El elogio de los guisos / El Condimentario

Amo los guisos. Qué equivocados hemos estado cuando con desprecio clasista ofendemos a alguien calificándolo de guiso. Por el contrario, debería ser un bello elogio, el mejor piropo para exaltar a esas personas que les ponen condimento y alegría a nuestras vidas. Crecimos saboreando esas exquisitas recetas caseras que caracterizan la sazón de nuestra cocina criolla, para que ahora nos las tiremos de mejor familia, utilizando tan deliciosa técnica culinaria como un insulto. Nada tan valorado por la gastronomía universal como el guiso.

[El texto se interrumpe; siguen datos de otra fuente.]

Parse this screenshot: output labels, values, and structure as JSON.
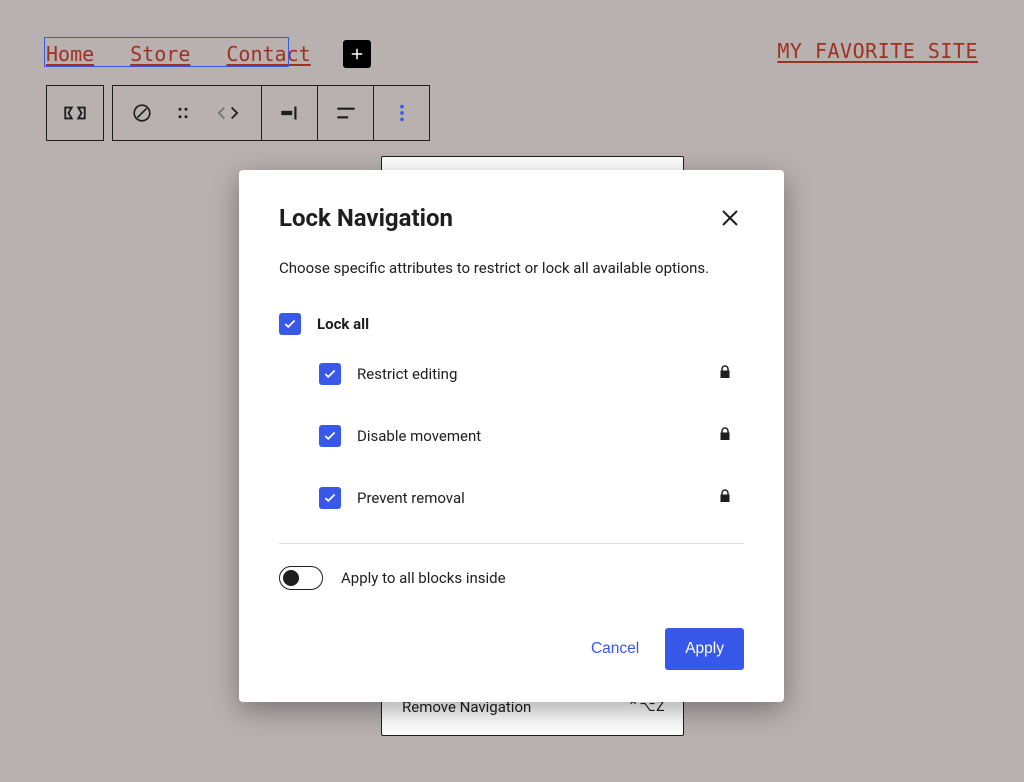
{
  "nav": {
    "links": [
      "Home",
      "Store",
      "Contact"
    ],
    "site_title": "MY FAVORITE SITE"
  },
  "bg_menu": {
    "remove_label": "Remove Navigation",
    "remove_kbd": "⌃⌥Z"
  },
  "modal": {
    "title": "Lock Navigation",
    "description": "Choose specific attributes to restrict or lock all available options.",
    "lock_all_label": "Lock all",
    "options": [
      {
        "label": "Restrict editing"
      },
      {
        "label": "Disable movement"
      },
      {
        "label": "Prevent removal"
      }
    ],
    "apply_all_label": "Apply to all blocks inside",
    "cancel_label": "Cancel",
    "apply_label": "Apply"
  }
}
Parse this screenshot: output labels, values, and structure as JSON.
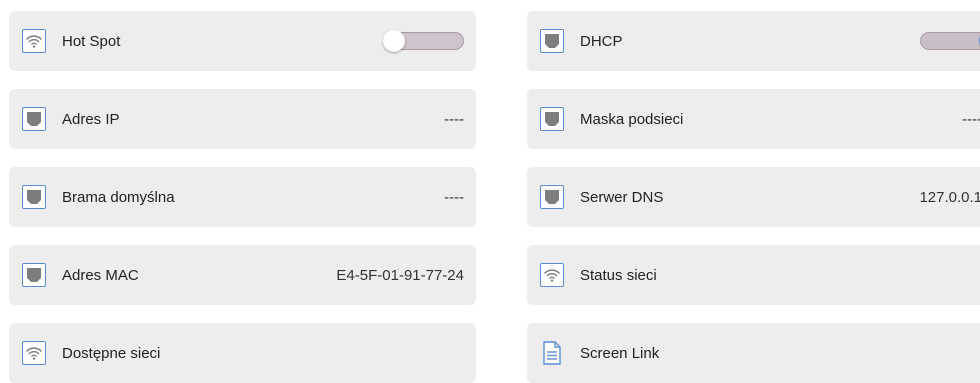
{
  "colors": {
    "tile_bg": "#ededed",
    "icon_accent": "#5a8fd6",
    "toggle_on_knob": "#4a90e2",
    "toggle_track": "#cfc4cc"
  },
  "left": {
    "hotspot": {
      "label": "Hot Spot",
      "icon": "wifi-icon",
      "toggle_state": "off"
    },
    "ip_address": {
      "label": "Adres IP",
      "icon": "ethernet-icon",
      "value": "----"
    },
    "default_gateway": {
      "label": "Brama domyślna",
      "icon": "ethernet-icon",
      "value": "----"
    },
    "mac_address": {
      "label": "Adres MAC",
      "icon": "ethernet-icon",
      "value": "E4-5F-01-91-77-24"
    },
    "available_networks": {
      "label": "Dostępne sieci",
      "icon": "wifi-icon"
    }
  },
  "right": {
    "dhcp": {
      "label": "DHCP",
      "icon": "ethernet-icon",
      "toggle_state": "on"
    },
    "subnet_mask": {
      "label": "Maska podsieci",
      "icon": "ethernet-icon",
      "value": "----"
    },
    "dns_server": {
      "label": "Serwer DNS",
      "icon": "ethernet-icon",
      "value": "127.0.0.1"
    },
    "network_status": {
      "label": "Status sieci",
      "icon": "wifi-icon"
    },
    "screen_link": {
      "label": "Screen Link",
      "icon": "document-icon"
    }
  }
}
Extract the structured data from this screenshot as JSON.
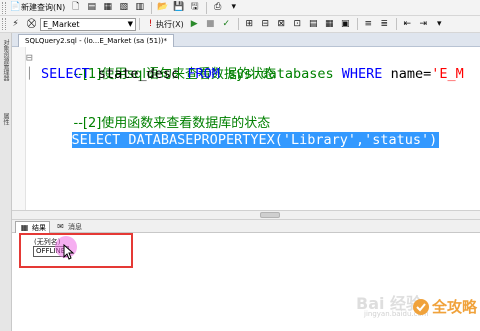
{
  "toolbar_top": {
    "new_query_label": "新建查询(N)"
  },
  "toolbar_second": {
    "database_value": "E_Market",
    "execute_label": "执行(X)"
  },
  "left_strip": {
    "label_1": "对象资源管理器",
    "label_2": "属性"
  },
  "document_tab": {
    "title": "SQLQuery2.sql - (lo...E_Market (sa (51))*"
  },
  "editor": {
    "line1_comment": "--[1]使用sql语句来查看数据的状态",
    "line2": {
      "kw_select": "SELECT",
      "col": " state_desc ",
      "kw_from": "FROM",
      "sp1": " ",
      "table": "sys.databases",
      "sp2": " ",
      "kw_where": "WHERE",
      "cond": " name=",
      "str": "'E_M"
    },
    "line3_comment": "--[2]使用函数来查看数据库的状态",
    "line4_selected": "SELECT DATABASEPROPERTYEX('Library','status')"
  },
  "results": {
    "tab_results": "结果",
    "tab_messages": "消息",
    "column_header": "(无列名)",
    "cell_value": "OFFLINE"
  },
  "watermark": {
    "baidu": "Bai 经验",
    "url": "jingyan.baidu.com",
    "brand": "全攻略"
  },
  "colors": {
    "selection": "#3399ff",
    "keyword": "#0000ff",
    "comment": "#008000",
    "string": "#ff0000",
    "annotation_box": "#e53935"
  }
}
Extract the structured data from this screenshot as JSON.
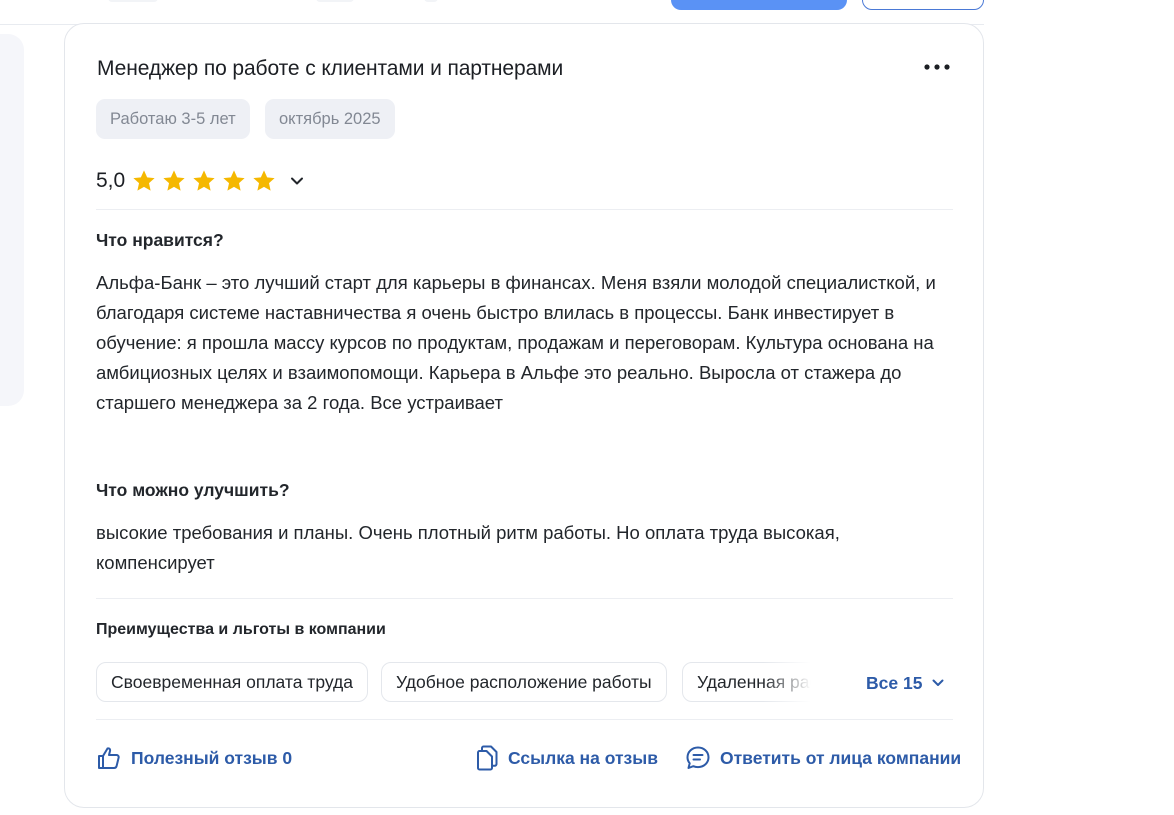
{
  "review": {
    "title": "Менеджер по работе с клиентами и партнерами",
    "tags": [
      "Работаю 3-5 лет",
      "октябрь 2025"
    ],
    "rating_value": "5,0",
    "rating": 5,
    "stars_max": 5,
    "likes_section_title": "Что нравится?",
    "likes_text": "Альфа-Банк – это лучший старт для карьеры в финансах. Меня взяли молодой специалисткой, и благодаря системе наставничества я очень быстро влилась в процессы. Банк инвестирует в обучение: я прошла массу курсов по продуктам, продажам и переговорам. Культура основана на амбициозных целях и взаимопомощи. Карьера в Альфе это реально. Выросла от стажера до старшего менеджера за 2 года. Все устраивает",
    "improve_section_title": "Что можно улучшить?",
    "improve_text": "высокие требования и планы. Очень плотный ритм работы. Но оплата труда высокая, компенсирует",
    "benefits_title": "Преимущества и льготы в компании",
    "benefits": [
      "Своевременная оплата труда",
      "Удобное расположение работы",
      "Удаленная работа"
    ],
    "benefits_all_label": "Все 15",
    "actions": {
      "helpful": "Полезный отзыв 0",
      "link": "Ссылка на отзыв",
      "reply": "Ответить от лица компании"
    }
  },
  "colors": {
    "accent": "#2d5ba8",
    "star": "#f5b800",
    "tag_bg": "#eef0f5",
    "primary_button": "#5a92f5"
  },
  "icons": {
    "more": "more-dots-icon",
    "star": "star-icon",
    "chevron": "chevron-down-icon",
    "helpful": "thumbs-up-icon",
    "link": "copy-icon",
    "reply": "chat-icon"
  }
}
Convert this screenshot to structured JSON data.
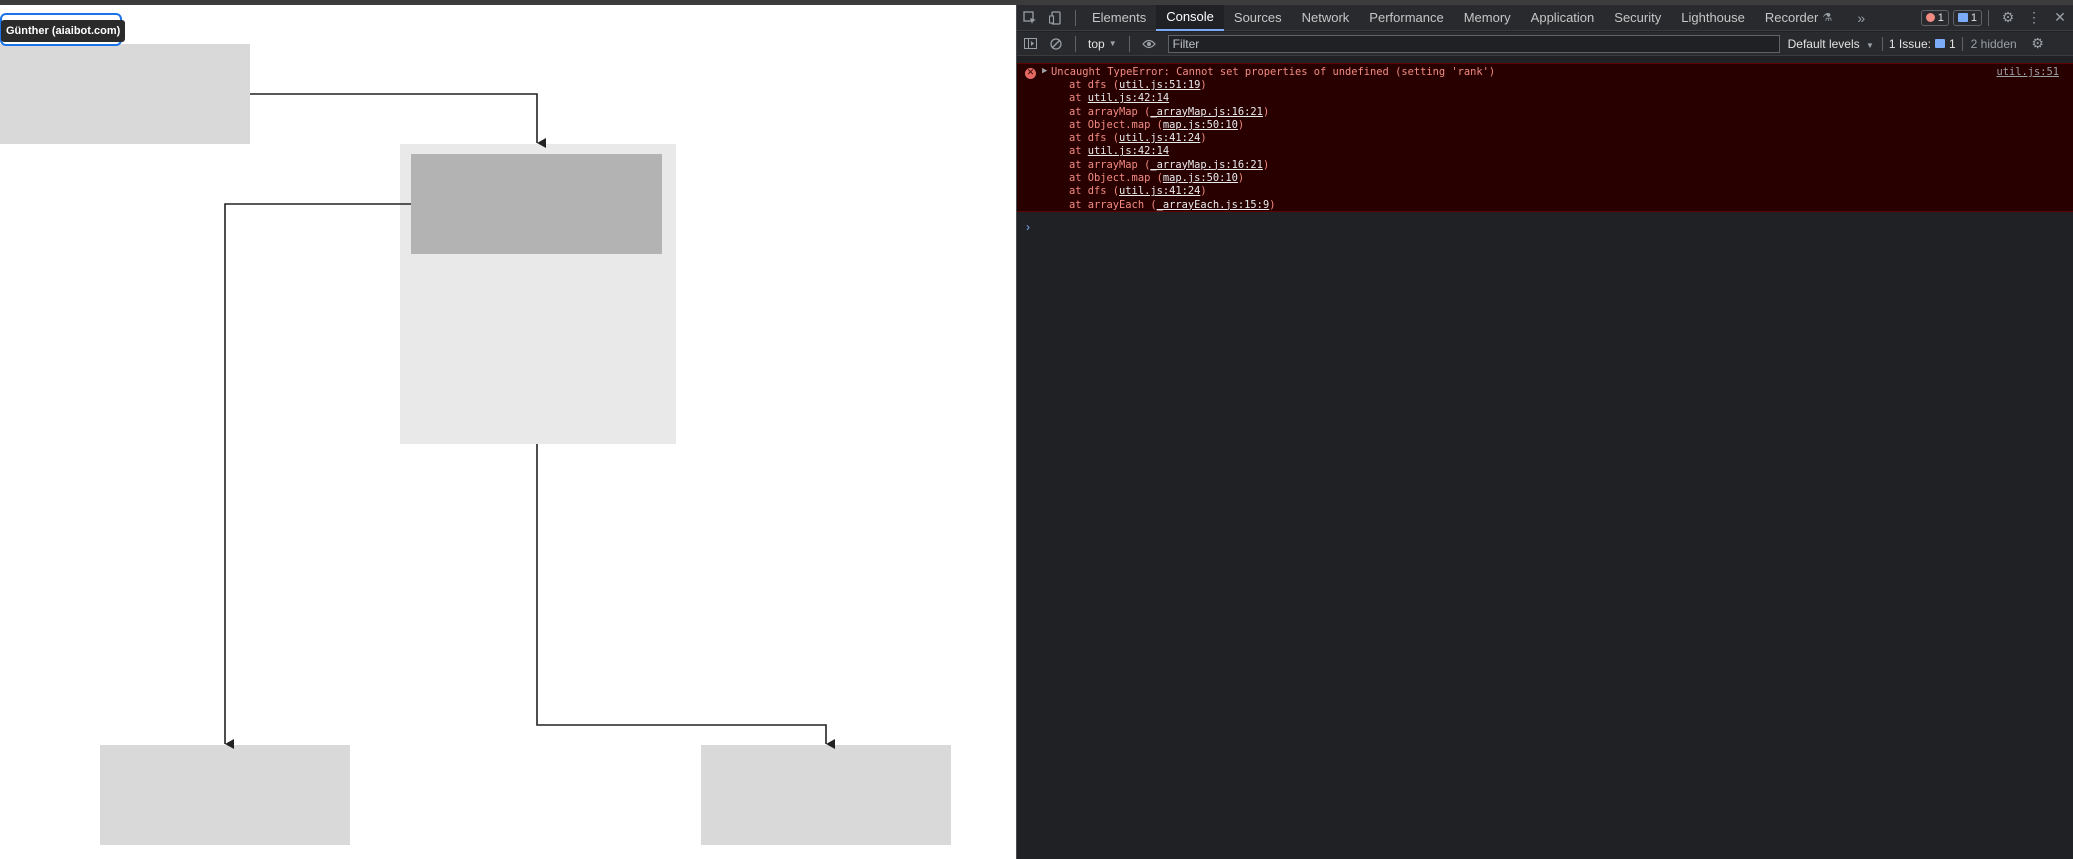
{
  "page": {
    "tooltip": "Günther (aiaibot.com)"
  },
  "devtools": {
    "tabs": [
      "Elements",
      "Console",
      "Sources",
      "Network",
      "Performance",
      "Memory",
      "Application",
      "Security",
      "Lighthouse",
      "Recorder"
    ],
    "active_tab": "Console",
    "more_tabs_icon": "chevron-double-right-icon",
    "error_badge_count": "1",
    "message_badge_count": "1",
    "toolbar": {
      "context": "top",
      "filter_placeholder": "Filter",
      "levels": "Default levels",
      "issues_label": "1 Issue:",
      "issues_count": "1",
      "hidden": "2 hidden"
    },
    "error": {
      "message": "Uncaught TypeError: Cannot set properties of undefined (setting 'rank')",
      "source": "util.js:51",
      "stack": [
        {
          "prefix": "at dfs (",
          "loc": "util.js:51:19",
          "suffix": ")"
        },
        {
          "prefix": "at ",
          "loc": "util.js:42:14",
          "suffix": ""
        },
        {
          "prefix": "at arrayMap (",
          "loc": "_arrayMap.js:16:21",
          "suffix": ")"
        },
        {
          "prefix": "at Object.map (",
          "loc": "map.js:50:10",
          "suffix": ")"
        },
        {
          "prefix": "at dfs (",
          "loc": "util.js:41:24",
          "suffix": ")"
        },
        {
          "prefix": "at ",
          "loc": "util.js:42:14",
          "suffix": ""
        },
        {
          "prefix": "at arrayMap (",
          "loc": "_arrayMap.js:16:21",
          "suffix": ")"
        },
        {
          "prefix": "at Object.map (",
          "loc": "map.js:50:10",
          "suffix": ")"
        },
        {
          "prefix": "at dfs (",
          "loc": "util.js:41:24",
          "suffix": ")"
        },
        {
          "prefix": "at arrayEach (",
          "loc": "_arrayEach.js:15:9",
          "suffix": ")"
        }
      ]
    },
    "prompt_symbol": "›"
  },
  "colors": {
    "node_fill": "#d9d9d9",
    "group_fill": "#e9e9e9",
    "inner_node_fill": "#b3b3b3",
    "edge_stroke": "#222222",
    "error_bg": "#290000",
    "error_text": "#f28b82"
  }
}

Define Lácydes Moreno Blanco en su ‘Diccionario de vozes culinaria’ (sí, con z, a la usanza portuguesa): El guiso es un manjar cocido en la salsa formada por las verduras que lleva, junto con especias y el vino o pasta de tomate que se le pone (también con variedad de carnes). Y continúa: es una mezcla rehogada de varias hortalizas y condimentos que se emplean para aderezar diversos platos. Conócese también como hogao, hogado, hogo, sofrito. La salsa colombiana por excelencia. La que acompaña y hace el amor con el patacón, los tamales, la arepa con queso, los fríjoles, el mote, el sudado de pollo con papas y las lentejas. Amantes eternos.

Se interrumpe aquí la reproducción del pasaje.